時間がないのに喋ってばかりで…しかもいちいち反応を求める面倒くさい女。


…爪が長くて引っかかれそうで、別の人とチェンジして欲しいと言った。


すると突然乱暴にメイク道具を放り出して、挨拶もせずに出ていったヘアメイクには確かに覚えがある。
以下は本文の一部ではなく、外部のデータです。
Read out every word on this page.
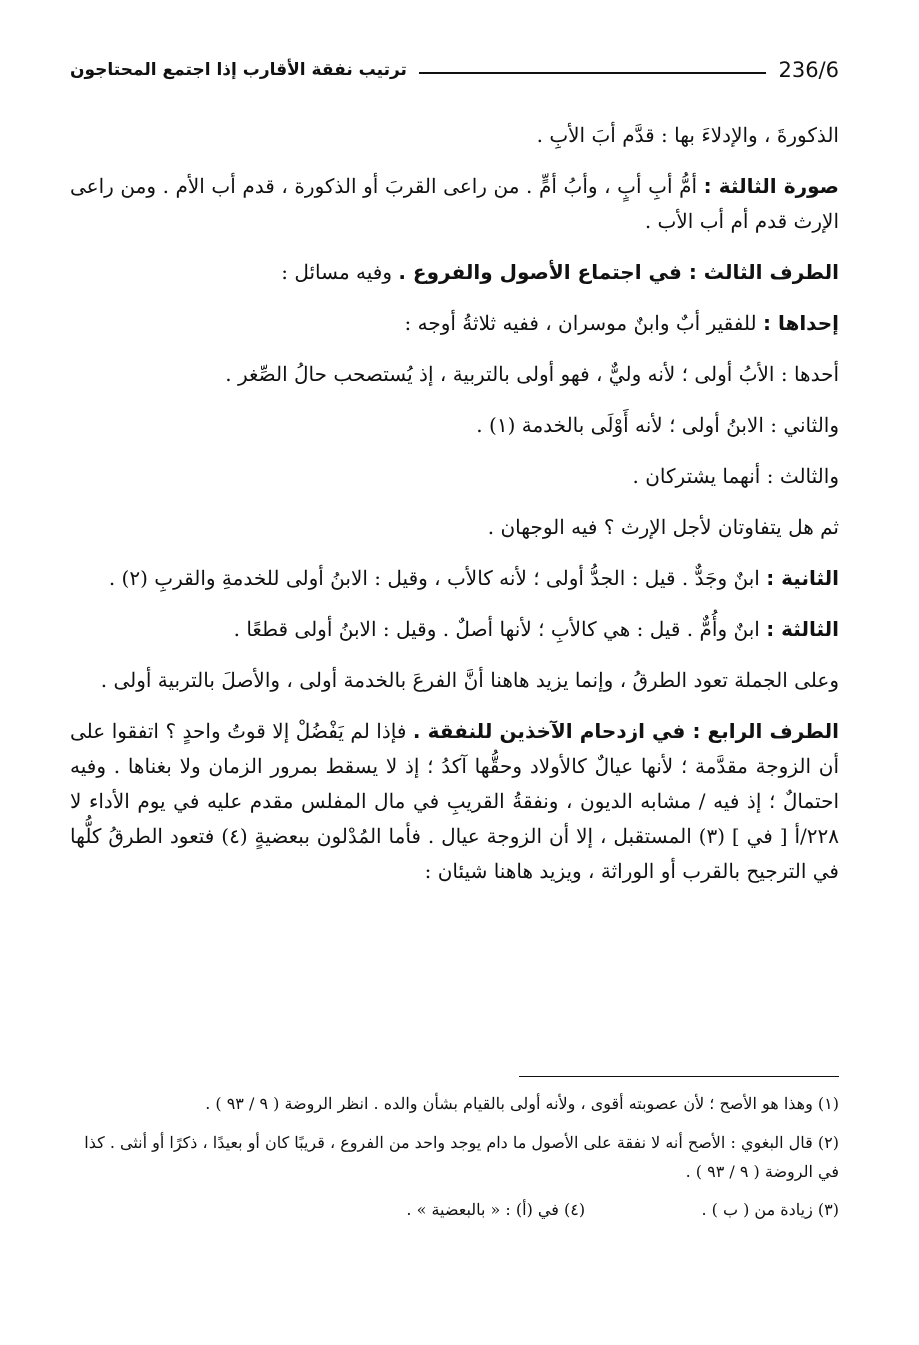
ترتيب نفقة الأقارب إذا اجتمع المحتاجون	236/6

الذكورةَ ، والإدلاءَ بها : قدَّم أبَ الأبِ .

صورة الثالثة : أمُّ أبِ أبٍ ، وأبُ أمٍّ . من راعى القربَ أو الذكورة ، قدم أب الأم . ومن راعى الإرث قدم أم أب الأب .

الطرف الثالث : في اجتماع الأصول والفروع . وفيه مسائل :

إحداها : للفقير أبٌ وابنٌ موسران ، ففيه ثلاثةُ أوجه :

أحدها : الأبُ أولى ؛ لأنه وليٌّ ، فهو أولى بالتربية ، إذ يُستصحب حالُ الصِّغر .

والثاني : الابنُ أولى ؛ لأنه أَوْلَى بالخدمة (١) .

والثالث : أنهما يشتركان .

ثم هل يتفاوتان لأجل الإرث ؟ فيه الوجهان .

الثانية : ابنٌ وجَدٌّ . قيل : الجدُّ أولى ؛ لأنه كالأب ، وقيل : الابنُ أولى للخدمةِ والقربِ (٢) .

الثالثة : ابنٌ وأُمٌّ . قيل : هي كالأبِ ؛ لأنها أصلٌ . وقيل : الابنُ أولى قطعًا .

وعلى الجملة تعود الطرقُ ، وإنما يزيد هاهنا أنَّ الفرعَ بالخدمة أولى ، والأصلَ بالتربية أولى .

الطرف الرابع : في ازدحام الآخذين للنفقة . فإذا لم يَفْضُلْ إلا قوتُ واحدٍ ؟ اتفقوا على أن الزوجة مقدَّمة ؛ لأنها عيالٌ كالأولاد وحقُّها آكدُ ؛ إذ لا يسقط بمرور الزمان ولا بغناها . وفيه احتمالٌ ؛ إذ فيه / مشابه الديون ، ونفقةُ القريبِ في مال المفلس مقدم عليه في يوم الأداء لا ٢٢٨/أ [ في ] (٣) المستقبل ، إلا أن الزوجة عيال . فأما المُدْلون ببعضيةٍ (٤) فتعود الطرقُ كلُّها في الترجيح بالقرب أو الوراثة ، ويزيد هاهنا شيئان :

(١) وهذا هو الأصح ؛ لأن عصوبته أقوى ، ولأنه أولى بالقيام بشأن والده . انظر الروضة ( ٩ / ٩٣ ) .

(٢) قال البغوي : الأصح أنه لا نفقة على الأصول ما دام يوجد واحد من الفروع ، قريبًا كان أو بعيدًا ، ذكرًا أو أنثى . كذا في الروضة ( ٩ / ٩٣ ) .

(٣) زيادة من ( ب ) .
(٤) في (أ) : « بالبعضية » .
「椎名の失態は、ヘアメイクに愛想が悪かったこと、だってさ」


社長いわく、あのヘアメイクは毛利の女だったと聞いて、呆れ返った。


「そんなことのために、未来は…」


昨日の姿を思い出して落ち着かない気持ちになる。


そういえばランチを買いに行ったはずだけど…あれ…そういえば未来はまだ帰ってないのか?


キョロキョロする俺の探しものがわかったのか、社長が顎で別室のドアを指した。


開けてみると…

ソファに変な体勢で座って…居眠りをする未来の姿があった。


買ってきたものを放り出して…よっぽど眠かったんだろう。


そっと覗き込むと、昨日の頬の腫れはなく、いつも通りの薔薇色に戻っている。


意外なほど、ホッとした自分を感じながら…とんでもない姿勢で眠る未来が心配になった。


ドアに「休憩中」の札を下げ、そっと閉めようとすると…社長にまた意味深な目を向けられた気がするが、今は放っておく。


俺は未来の横に腰掛けて、俺の胸にもたれかかるよう体勢を変えてやった。







「…ほにゃ…らん…ぶーたん」


…何の夢見てるんだ?


意味不明の寝言を聞いて、思わず吹き出した俺の胸に頬をくっつけた未来も、同じく笑っているように見えた。